Min

Jan 2013
96
0
Find the minimum of \(\displaystyle x^2-2x+y\) if \(\displaystyle x,y \ge 0\) and \(\displaystyle x+y \le 2\). I need a graphic interpretation of the problem (in the plane xOy). Thank you!
 
Mar 2013
90
0
There is no minimum. For example, if you fix \(\displaystyle x=0\), then \(\displaystyle k=x^2-2x+y=y\) and then, since you only need \(\displaystyle y\leq2\), you can take \(\displaystyle y\), and hence \(\displaystyle k\), arbitrarily close to \(\displaystyle -\infty\).

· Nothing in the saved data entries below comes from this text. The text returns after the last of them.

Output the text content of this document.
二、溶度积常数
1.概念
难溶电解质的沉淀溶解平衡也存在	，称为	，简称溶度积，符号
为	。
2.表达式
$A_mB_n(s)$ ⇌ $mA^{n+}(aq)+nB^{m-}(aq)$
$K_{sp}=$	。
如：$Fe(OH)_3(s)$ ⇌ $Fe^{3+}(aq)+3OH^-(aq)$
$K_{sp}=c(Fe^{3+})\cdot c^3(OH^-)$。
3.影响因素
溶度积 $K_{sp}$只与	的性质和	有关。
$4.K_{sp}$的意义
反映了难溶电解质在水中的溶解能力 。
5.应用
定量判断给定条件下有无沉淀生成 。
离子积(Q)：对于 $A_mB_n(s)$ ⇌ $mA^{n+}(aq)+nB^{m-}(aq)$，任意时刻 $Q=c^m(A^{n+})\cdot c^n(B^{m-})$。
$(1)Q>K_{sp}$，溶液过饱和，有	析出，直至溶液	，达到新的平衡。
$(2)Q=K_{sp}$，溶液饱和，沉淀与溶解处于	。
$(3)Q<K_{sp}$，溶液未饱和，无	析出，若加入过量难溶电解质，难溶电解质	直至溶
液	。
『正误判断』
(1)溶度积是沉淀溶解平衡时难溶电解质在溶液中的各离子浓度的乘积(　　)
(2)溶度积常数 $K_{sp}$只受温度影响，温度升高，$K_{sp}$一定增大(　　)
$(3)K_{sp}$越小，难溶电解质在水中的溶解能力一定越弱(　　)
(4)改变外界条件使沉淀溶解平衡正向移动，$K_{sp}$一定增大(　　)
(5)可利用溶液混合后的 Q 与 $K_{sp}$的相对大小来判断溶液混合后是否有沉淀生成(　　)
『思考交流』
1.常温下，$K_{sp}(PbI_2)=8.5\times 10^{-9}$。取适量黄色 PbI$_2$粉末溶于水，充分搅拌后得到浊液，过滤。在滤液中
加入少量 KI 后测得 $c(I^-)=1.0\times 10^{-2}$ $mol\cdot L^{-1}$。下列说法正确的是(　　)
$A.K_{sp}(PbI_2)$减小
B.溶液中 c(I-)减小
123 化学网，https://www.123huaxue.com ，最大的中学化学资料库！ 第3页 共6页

There is no maximum either. For example, if you fix \(\displaystyle y=0\), then \(\displaystyle k=x^2-2x+y=x^2-2x\) and then, since you only need \(\displaystyle x\leq2\), taking \(\displaystyle x\) arbitrarily close to \(\displaystyle -\infty\) will make \(\displaystyle k\) arbitrarily close to \(\displaystyle +\infty\).
 
Jan 2013
96
0
Really? I sugest you to read again the statement!
 
Jun 2013
1,315
116
London, England
The min must be at (1, 0). For every value of y, x^2 - 2x will have the same minimum value of -1 (at x = 1). So, the minimum will be -1 at (1, 0).
 

greg1313

Forum Staff
Oct 2008
8,008
1,174
London, Ontario, Canada - The Forest City
\(\displaystyle f(x,\,y)\,=\,x^2\,-\,2x\,+\,y\,=\,(x\,-\,1)^2\,+\,y\,-\,1\,\Rightarrow\,\min\(f(x,\,y)\)\,=\,-1\text{ at }(x,\,y)\,=\,(1,\,0)\)